Deux corps emmêlés plongeant vers l’abîme

« Alléluia, alléluia ! écrivit le frère Philippe Malouf à ses parents au Liban, Dieu m’a comblé : Il m’a installé au cœur même de Sa création. » Par ces simples mots, l’ancien guérillero des Phalanges chrétiennes exprimait son bonheur de pouvoir accomplir sa vocation monastique dans cette abbaye des Sept-Douleurs de Latroun située au carrefour des routes les plus anciennes de l’humanité. Depuis qu’il passait ses journées à l’extérieur de la clôture pour cultiver les vignobles du prieuré et en vendre les produits aux visiteurs, il ne s’écoulait pas de semaine sans que le soc de sa charrue n’arrachât à la terre quelque silex préhistorique, quelque débris de tablette cananéenne, attestant que Dieu avait bien choisi ce lieu comme berceau de Sa création. Avec l’aide du frère Antoine, un jeune Irakien à barbiche rousse originaire d’Ur, la ville natale d’Abraham, Philippe Malouf avait transporté dans un local plus vaste le petit musée qu’il avait trouvé à son arrivée. Chaque soir après l’office des vêpres, il s’y installait avec ses reliques pour les monter sur des socles de plâtre. Il les étiquetait, les regroupait par époques sur des étagères où s’étaient succédé des générations de bouteilles de chablis et de muscadet. Les fréquentes visites des deux archéologues américains qui opéraient leurs fouilles sur le site voisin de l’antique ville de Gezer aidaient Philippe Malouf à s’y reconnaître dans le maelström de civilisations dont ces objets perpétuaient le souvenir. Ils échangeaient des pièces, comparaient leurs découvertes. Le dimanche, Josef Stein et Sam Blum avaient pris l’habitude d’assister à la grand-messe chantée des moines sous les voûtes en ogive de l’église de pierres blanches. Le frère hôtelier, un géant buriné tout en os qui paraissait sorti d’un tableau de Zurbarán, les invitait ensuite à déjeuner dans la salle à manger réservée aux hôtes de passage et dont les murs vert pâle avaient pour seule décoration un crucifix en bois d’olivier. Les spécialités du menu – poireaux vinaigrette et lapin à la moutarde – étaient sans doute uniques dans tout l’Orient. Une tasse de café turc préparé et servi dans les règles de l’art, puis un verre de brandy ou de crème de menthe distillés dans les alambics de l’abbaye achevaient ces insolites agapes monacales. Les jours de fête, Philippe Malouf recevait du père abbé la permission d’accompagner ses deux amis jusqu’à Gezer « pour quelques heures d’un fabuleux plongeon dans les strates de l’Histoire ».

La colline toute blanche émergeait de la plaine comme une forteresse. Sentinelle sur la fameuse Via Maris, la route immémoriale qui avait relié l’Orient à l’Occident pendant des millénaires, la ville bâtie sur une hauteur se trouvait au cœur de l’une des plus anciennes patries de l’homme. Le site de Gezer avait toujours excité la curiosité des archéologues. C’était pour tenter de mettre au jour un trentième niveau d’habitat que Josef Stein, Sam Blum et leur équipe de l’École américaine de Jérusalem opéraient une campagne de fouilles sur ce site exceptionnel. Aidés dans ces travaux herculéens par une centaine d’ouvriers arabes et juifs, ils avaient creusé un puits de trente mètres de profondeur. Pour évacuer les tonnes de terre et de débris, ils avaient mis en place tout un système de treuils et construit une des plus audacieuses dentelles d’échafaudages réalisées sur un champ de fouille.
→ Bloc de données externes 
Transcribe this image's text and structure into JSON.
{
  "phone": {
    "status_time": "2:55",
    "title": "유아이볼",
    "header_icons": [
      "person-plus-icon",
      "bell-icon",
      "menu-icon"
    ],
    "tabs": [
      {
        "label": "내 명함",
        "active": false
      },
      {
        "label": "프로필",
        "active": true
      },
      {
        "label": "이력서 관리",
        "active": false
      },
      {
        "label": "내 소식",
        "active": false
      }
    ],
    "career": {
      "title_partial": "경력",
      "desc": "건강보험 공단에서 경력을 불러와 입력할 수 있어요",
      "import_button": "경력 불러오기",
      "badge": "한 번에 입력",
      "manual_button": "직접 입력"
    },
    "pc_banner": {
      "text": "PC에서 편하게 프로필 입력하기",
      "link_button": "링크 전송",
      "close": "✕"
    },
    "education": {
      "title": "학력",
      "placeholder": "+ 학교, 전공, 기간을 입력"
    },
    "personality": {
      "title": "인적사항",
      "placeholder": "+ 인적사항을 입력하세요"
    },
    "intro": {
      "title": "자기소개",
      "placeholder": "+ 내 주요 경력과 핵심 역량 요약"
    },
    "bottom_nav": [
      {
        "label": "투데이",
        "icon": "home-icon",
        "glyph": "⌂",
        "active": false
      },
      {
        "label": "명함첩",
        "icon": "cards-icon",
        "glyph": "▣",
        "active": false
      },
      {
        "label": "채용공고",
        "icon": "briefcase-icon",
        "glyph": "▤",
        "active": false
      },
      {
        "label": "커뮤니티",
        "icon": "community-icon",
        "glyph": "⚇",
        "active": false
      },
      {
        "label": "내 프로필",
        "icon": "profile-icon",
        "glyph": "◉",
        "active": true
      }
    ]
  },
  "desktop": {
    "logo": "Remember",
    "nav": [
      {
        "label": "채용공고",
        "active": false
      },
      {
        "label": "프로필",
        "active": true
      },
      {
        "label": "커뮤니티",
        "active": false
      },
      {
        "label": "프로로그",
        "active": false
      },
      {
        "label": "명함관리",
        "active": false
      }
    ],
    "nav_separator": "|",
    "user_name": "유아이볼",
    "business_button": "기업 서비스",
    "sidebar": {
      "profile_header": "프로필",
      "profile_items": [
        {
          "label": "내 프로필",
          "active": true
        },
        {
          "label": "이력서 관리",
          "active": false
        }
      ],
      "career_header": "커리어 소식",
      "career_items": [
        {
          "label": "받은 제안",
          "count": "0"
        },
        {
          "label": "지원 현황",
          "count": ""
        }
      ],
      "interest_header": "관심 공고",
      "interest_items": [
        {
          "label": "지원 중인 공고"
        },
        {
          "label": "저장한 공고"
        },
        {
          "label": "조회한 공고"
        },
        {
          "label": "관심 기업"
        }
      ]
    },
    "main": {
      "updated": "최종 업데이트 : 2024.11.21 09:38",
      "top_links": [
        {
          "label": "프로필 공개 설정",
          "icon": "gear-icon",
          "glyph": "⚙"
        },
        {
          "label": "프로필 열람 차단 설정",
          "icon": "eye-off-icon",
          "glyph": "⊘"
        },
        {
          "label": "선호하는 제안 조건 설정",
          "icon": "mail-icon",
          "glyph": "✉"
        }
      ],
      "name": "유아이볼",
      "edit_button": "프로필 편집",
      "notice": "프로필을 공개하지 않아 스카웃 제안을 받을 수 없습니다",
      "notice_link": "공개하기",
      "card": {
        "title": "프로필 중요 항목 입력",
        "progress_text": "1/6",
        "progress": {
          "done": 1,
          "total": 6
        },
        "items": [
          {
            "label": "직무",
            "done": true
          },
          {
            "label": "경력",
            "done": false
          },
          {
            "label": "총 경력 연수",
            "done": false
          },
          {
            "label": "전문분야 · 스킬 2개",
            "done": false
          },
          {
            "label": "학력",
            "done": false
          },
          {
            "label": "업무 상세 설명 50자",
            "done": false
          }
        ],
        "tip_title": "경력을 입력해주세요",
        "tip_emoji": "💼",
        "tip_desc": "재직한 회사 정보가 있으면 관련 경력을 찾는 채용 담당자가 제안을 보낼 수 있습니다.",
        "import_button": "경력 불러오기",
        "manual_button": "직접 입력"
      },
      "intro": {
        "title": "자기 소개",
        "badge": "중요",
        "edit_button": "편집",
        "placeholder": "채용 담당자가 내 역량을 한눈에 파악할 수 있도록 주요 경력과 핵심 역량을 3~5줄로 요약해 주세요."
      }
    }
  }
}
« Christ est ressuscité ! » Jamais fête de Pâques n’avait porté autant de promesses. Après avoir célébré dans son église abbatiale le mystère de la résurrection du Sauveur auquel il avait consacré sa vie, frère Philippe Malouf allait célébrer dans un haut lieu de l’Histoire la résurrection des œuvres mortelles de ses créatures. Pour sa visite pascale de leur chantier de Gezer, ses amis archéologues lui avaient réservé deux surprises de taille. D’abord la mise au jour tout juste achevée d’une esplanade cananéenne qui renfermait dix stèles de pierre et un vaste bassin monolithique, témoins colossaux que cette ville avait été dans l’Antiquité un prestigieux centre religieux. La deuxième surprise était une découverte remarquable. En atteignant le trentième niveau d’occupation, Josef Stein et Sam Blum venaient de dégager l’entrée d’un tunnel. Creusé dans le roc sur une longueur de soixante-six mètres, ce tunnel conduisait à une gigantesque caverne en forme de cathédrale souterraine pleine d’un abondant trésor qui permettait de comprendre pour quelle raison des hommes de la préhistoire avaient fondé une ville en ce lieu. Et pour quelle raison des millions d’autres avaient continué à l’habiter durant des millénaires. Ce trésor était l’eau.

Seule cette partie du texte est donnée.